Summation of floor of harmonic progression

Given an integer N, the task is to find the summation of the harmonic series \sum_{i=1}^{n} \lfloor{n/i}\rfloor        .

Examples: 

Input: N = 5 
Output: 10 
floor(3/1) + floor(3/2) + floor(3/3) = 3 + 1 + 1 = 5
Input: N = 20 
Output: 66 
 

Naive approach: Run a loop from 1 to N and find the summation of the floor values of N / i.
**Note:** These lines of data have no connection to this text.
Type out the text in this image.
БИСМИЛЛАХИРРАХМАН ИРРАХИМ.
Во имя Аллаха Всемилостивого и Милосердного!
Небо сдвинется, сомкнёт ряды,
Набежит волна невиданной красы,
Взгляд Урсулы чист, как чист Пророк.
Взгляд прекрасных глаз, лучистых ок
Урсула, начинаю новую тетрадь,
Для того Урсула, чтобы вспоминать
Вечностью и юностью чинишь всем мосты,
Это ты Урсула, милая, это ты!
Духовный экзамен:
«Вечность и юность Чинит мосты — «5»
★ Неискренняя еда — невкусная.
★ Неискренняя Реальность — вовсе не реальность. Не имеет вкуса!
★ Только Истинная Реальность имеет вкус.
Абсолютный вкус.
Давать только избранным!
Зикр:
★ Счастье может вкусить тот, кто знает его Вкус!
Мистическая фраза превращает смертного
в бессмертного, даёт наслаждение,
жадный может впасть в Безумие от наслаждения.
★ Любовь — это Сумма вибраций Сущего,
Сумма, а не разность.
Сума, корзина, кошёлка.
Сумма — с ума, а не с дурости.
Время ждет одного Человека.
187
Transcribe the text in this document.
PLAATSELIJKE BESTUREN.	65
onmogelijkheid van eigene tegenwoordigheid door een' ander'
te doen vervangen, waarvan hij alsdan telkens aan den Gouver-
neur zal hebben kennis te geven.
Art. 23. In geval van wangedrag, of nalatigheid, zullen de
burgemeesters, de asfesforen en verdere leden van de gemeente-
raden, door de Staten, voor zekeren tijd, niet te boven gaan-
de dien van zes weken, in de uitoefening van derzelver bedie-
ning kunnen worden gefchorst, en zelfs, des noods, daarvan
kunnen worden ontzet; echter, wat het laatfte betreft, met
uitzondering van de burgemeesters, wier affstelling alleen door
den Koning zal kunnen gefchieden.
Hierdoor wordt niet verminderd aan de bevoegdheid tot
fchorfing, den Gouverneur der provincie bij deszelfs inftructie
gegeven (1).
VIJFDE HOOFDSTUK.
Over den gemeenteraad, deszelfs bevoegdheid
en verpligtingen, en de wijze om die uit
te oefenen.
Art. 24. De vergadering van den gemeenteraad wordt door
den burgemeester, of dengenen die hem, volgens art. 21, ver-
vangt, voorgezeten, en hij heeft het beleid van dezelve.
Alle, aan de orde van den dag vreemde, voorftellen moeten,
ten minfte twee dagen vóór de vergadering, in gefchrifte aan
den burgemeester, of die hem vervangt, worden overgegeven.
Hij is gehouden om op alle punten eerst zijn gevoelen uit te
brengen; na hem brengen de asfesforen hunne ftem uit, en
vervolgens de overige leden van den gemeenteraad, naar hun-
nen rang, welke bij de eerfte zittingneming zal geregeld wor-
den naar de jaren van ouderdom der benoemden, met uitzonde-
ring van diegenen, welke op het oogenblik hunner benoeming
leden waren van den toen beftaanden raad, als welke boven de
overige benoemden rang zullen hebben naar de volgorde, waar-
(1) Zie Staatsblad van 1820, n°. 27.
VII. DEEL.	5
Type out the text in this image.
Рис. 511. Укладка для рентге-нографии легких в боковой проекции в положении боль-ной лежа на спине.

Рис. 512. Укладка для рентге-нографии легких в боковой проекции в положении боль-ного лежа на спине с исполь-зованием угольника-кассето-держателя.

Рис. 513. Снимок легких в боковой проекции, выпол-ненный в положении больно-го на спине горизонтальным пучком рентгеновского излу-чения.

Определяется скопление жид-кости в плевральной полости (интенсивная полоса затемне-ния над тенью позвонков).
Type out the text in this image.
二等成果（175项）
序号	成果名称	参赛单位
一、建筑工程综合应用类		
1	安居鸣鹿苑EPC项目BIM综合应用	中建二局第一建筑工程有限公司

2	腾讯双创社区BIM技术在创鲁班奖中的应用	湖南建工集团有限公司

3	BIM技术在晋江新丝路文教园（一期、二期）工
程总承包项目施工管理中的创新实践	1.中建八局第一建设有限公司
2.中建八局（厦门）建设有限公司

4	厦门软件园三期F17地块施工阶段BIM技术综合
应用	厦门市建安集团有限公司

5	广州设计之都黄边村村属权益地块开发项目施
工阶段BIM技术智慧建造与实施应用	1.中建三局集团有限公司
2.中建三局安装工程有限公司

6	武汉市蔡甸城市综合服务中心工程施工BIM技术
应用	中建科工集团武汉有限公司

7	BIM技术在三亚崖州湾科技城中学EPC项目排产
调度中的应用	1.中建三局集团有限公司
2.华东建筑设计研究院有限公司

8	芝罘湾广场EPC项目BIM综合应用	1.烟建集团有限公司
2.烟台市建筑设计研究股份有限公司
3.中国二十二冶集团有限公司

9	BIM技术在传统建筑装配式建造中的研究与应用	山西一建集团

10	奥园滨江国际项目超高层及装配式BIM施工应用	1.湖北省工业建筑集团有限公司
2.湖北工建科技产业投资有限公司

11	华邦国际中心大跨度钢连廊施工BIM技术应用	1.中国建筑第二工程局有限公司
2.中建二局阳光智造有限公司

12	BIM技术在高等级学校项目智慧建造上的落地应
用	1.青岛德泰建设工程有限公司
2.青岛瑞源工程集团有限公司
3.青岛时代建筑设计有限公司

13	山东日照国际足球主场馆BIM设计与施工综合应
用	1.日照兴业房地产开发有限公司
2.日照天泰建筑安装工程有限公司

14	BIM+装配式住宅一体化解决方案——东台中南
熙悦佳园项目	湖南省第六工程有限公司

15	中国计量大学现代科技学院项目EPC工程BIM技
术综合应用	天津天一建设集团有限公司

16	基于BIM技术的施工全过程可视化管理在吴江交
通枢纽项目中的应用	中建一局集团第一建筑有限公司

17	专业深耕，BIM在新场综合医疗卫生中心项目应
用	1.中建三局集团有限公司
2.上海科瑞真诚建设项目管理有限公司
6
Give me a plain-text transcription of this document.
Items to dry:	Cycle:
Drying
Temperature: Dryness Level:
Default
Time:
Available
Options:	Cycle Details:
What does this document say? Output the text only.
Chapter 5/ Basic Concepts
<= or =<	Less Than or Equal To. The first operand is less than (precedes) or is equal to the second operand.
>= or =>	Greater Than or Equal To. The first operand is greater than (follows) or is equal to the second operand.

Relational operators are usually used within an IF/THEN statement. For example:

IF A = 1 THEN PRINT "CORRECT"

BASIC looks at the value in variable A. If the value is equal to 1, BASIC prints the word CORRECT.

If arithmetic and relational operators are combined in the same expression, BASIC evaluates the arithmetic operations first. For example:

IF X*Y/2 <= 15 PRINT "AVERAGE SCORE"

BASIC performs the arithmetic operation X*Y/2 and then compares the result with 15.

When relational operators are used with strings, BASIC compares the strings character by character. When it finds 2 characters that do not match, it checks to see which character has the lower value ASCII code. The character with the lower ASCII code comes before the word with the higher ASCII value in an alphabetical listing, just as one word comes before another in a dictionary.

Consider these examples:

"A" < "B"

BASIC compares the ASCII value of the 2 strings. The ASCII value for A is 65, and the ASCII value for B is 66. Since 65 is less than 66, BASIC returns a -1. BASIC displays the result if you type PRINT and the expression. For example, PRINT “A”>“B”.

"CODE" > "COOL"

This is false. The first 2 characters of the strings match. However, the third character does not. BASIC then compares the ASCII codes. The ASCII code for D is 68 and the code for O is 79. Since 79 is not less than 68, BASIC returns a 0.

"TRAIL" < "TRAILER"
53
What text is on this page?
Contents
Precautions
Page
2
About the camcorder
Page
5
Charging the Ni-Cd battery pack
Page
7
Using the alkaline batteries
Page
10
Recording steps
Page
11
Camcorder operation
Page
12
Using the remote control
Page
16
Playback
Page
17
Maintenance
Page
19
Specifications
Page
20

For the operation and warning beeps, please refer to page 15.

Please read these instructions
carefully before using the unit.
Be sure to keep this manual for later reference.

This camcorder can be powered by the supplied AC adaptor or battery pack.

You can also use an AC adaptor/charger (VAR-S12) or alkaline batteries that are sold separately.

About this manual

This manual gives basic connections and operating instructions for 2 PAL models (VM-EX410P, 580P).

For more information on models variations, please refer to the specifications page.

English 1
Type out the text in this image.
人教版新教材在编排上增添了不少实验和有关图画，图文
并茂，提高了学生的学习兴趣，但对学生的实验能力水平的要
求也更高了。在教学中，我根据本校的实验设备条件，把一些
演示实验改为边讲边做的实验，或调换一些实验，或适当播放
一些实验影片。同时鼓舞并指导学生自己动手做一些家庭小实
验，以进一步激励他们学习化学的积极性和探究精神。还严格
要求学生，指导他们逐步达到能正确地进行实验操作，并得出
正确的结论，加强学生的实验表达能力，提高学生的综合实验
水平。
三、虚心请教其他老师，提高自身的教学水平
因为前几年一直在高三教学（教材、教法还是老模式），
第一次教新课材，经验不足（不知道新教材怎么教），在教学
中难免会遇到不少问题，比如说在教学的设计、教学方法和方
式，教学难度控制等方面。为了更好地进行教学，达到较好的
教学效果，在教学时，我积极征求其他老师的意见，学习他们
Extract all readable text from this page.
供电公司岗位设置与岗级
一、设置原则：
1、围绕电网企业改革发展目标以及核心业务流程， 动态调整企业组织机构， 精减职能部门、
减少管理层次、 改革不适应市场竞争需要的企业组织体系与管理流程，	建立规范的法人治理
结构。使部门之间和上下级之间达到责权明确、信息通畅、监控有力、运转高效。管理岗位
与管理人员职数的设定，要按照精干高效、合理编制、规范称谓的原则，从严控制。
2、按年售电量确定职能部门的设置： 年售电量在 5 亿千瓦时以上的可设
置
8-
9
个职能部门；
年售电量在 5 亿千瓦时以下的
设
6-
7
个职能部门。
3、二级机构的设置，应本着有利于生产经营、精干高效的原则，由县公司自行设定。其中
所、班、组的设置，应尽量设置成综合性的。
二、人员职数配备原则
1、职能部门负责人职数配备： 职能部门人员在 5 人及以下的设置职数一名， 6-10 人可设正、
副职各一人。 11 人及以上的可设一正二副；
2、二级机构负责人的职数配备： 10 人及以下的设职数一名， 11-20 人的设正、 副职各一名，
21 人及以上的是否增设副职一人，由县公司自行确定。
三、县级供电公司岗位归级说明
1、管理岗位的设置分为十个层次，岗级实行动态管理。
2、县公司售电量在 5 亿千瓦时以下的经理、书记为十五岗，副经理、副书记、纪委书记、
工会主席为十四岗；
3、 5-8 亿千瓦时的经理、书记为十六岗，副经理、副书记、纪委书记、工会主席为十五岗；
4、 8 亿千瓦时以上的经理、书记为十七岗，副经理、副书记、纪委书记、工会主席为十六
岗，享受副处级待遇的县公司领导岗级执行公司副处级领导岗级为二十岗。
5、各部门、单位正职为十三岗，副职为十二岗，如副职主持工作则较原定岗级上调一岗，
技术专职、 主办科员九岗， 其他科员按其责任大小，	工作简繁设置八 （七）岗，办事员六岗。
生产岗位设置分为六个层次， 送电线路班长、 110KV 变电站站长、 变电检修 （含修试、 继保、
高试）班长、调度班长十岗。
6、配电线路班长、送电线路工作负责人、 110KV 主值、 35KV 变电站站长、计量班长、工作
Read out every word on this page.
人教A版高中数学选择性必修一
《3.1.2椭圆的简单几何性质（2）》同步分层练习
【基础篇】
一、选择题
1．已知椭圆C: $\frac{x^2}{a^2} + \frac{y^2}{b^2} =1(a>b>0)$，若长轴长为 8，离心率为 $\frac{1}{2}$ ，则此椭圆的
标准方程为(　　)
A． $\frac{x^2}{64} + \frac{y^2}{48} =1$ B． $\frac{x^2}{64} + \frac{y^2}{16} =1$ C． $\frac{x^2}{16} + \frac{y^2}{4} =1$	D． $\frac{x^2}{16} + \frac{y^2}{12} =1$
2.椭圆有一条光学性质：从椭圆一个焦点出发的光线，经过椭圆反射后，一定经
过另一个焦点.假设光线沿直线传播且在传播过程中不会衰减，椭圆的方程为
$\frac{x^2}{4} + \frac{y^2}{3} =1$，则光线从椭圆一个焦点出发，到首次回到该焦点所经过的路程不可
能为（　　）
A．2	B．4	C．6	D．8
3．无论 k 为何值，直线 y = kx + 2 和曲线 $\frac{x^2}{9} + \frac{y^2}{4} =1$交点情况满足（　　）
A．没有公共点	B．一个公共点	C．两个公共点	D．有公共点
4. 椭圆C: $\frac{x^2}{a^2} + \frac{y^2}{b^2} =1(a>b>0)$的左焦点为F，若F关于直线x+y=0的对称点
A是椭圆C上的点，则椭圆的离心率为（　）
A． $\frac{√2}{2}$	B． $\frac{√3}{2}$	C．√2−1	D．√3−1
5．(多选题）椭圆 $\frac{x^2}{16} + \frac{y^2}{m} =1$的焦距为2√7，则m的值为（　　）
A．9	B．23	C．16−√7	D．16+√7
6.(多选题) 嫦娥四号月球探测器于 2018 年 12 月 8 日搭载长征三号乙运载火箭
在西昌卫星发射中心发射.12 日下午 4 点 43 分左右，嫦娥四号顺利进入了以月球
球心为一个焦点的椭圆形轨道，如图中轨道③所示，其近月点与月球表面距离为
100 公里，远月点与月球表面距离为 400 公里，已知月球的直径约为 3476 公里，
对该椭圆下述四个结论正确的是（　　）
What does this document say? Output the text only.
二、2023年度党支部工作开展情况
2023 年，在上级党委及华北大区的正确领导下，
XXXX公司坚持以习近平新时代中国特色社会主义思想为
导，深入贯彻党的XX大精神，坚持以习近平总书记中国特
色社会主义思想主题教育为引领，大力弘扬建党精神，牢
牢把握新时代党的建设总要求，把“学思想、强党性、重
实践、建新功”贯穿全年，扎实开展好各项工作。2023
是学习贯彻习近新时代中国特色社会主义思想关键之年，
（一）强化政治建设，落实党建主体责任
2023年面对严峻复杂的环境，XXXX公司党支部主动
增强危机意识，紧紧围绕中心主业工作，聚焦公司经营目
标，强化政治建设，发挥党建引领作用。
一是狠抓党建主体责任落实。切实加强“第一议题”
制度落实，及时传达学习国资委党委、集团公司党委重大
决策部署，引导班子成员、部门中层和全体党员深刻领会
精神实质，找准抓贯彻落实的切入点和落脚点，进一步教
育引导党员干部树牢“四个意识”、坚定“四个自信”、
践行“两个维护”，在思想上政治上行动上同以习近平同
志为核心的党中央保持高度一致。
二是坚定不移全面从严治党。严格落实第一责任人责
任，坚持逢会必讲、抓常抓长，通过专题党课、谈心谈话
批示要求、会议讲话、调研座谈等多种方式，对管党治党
Time complexity of this approach will be O(n).
Efficient approach: Use the following formula to calculate the summation of the series: 
$\sum_{i=1}^n\lfloor\frac ni\rfloor=2\sum_{i=1}^k\lfloor\frac ni\rfloor-k^2$ for $k=\lfloor\sqrt n\rfloor$        
Now, the loop needs to be run from 1 to sqrt(N) and the time complexity gets reduced to O(sqrt(N))
Below is the implementation of the above approach: 
 

// C++ implementation of the approach
#include <bits/stdc++.h>
using namespace std;

// Function to return the summation of
// the given harmonic series
long long int getSum(int n)
{

    // To store the summation
    long long int sum = 0;

    // Floor of sqrt(n)
    int k = sqrt(n);

    // Summation of floor(n / i)
    for (int i = 1; i <= k; i++) {
        sum += floor(n / i);
    }

    // From the formula
    sum *= 2;
    sum -= pow(k, 2);

    return sum;
}

// Driver code
int main()
{
    int n = 5;

    cout << getSum(n);

    return 0;
}

// Java implementation of the approach 
class GFG 
{
    
    // Function to return the summation of 
    // the given harmonic series 
    static long getSum(int n) 
    { 
    
        // To store the summation 
        long sum = 0; 
    
        // Floor of sqrt(n) 
        int k = (int)Math.sqrt(n); 
    
        // Summation of floor(n / i) 
        for (int i = 1; i <= k; i++)
        { 
            sum += Math.floor(n / i); 
        } 
    
        // From the formula 
        sum *= 2; 
        sum -= Math.pow(k, 2); 
    
        return sum; 
    } 
    
    // Driver code 
    public static void main (String[] args)
    { 
        int n = 5; 
    
        System.out.println(getSum(n)); 
    } 
}

// This code is contributed by AnkitRai01

# Python3 implementation of the approach
from math import floor, sqrt, ceil

# Function to return the summation of
# the given harmonic series
def getSum(n):

    # To store the summation
    summ = 0

    # Floor of sqrt(n)
    k =(n)**(.5)

    # Summation of floor(n / i)
    for i in range(1, floor(k) + 1):
        summ += floor(n / i)

    # From the formula
    summ *= 2
    summ -= pow(floor(k), 2)

    return summ

# Driver code
n = 5

print(getSum(n))

# This code is contributed by Mohit Kumar

// C# implementation of the approach 
using System;
    
class GFG 
{
    
    // Function to return the summation of 
    // the given harmonic series 
    static double getSum(int n) 
    { 
    
        // To store the summation 
        double sum = 0;
    
        // Floor of sqrt(n) 
        int k = (int)Math.Sqrt(n); 
    
        // Summation of floor(n / i) 
        for (int i = 1; i <= k; i++)
        { 
            sum += Math.Floor((double)n / i); 
        } 
    
        // From the formula 
        sum *= 2; 
        sum -= Math.Pow(k, 2); 
    
        return sum; 
    } 
    
    // Driver code 
    public static void Main (String[] args)
    { 
        int n = 5; 
    
        Console.WriteLine(getSum(n)); 
    } 
}
    
// This code is contributed by PrinciRaj1992

<script>

// Javascript implementation of the approach

// Function to return the summation of
// the given harmonic series
function getSum(n)
{

    // To store the summation
    let sum = 0;

    // Floor of sqrt(n)
    let k = parseInt(Math.sqrt(n));

    // Summation of floor(n / i)
    for (let i = 1; i <= k; i++) {
        sum += Math.floor(n / i);
    }

    // From the formula
    sum *= 2;
    sum -= Math.pow(k, 2);

    return sum;
}

// Driver code
    let n = 5;

    document.write(getSum(n));

</script>

10

Time Complexity: O(sqrt(n)), since the for loop runs for sqrt(n) times.
Auxiliary Space: O(1), since no extra space has been taken.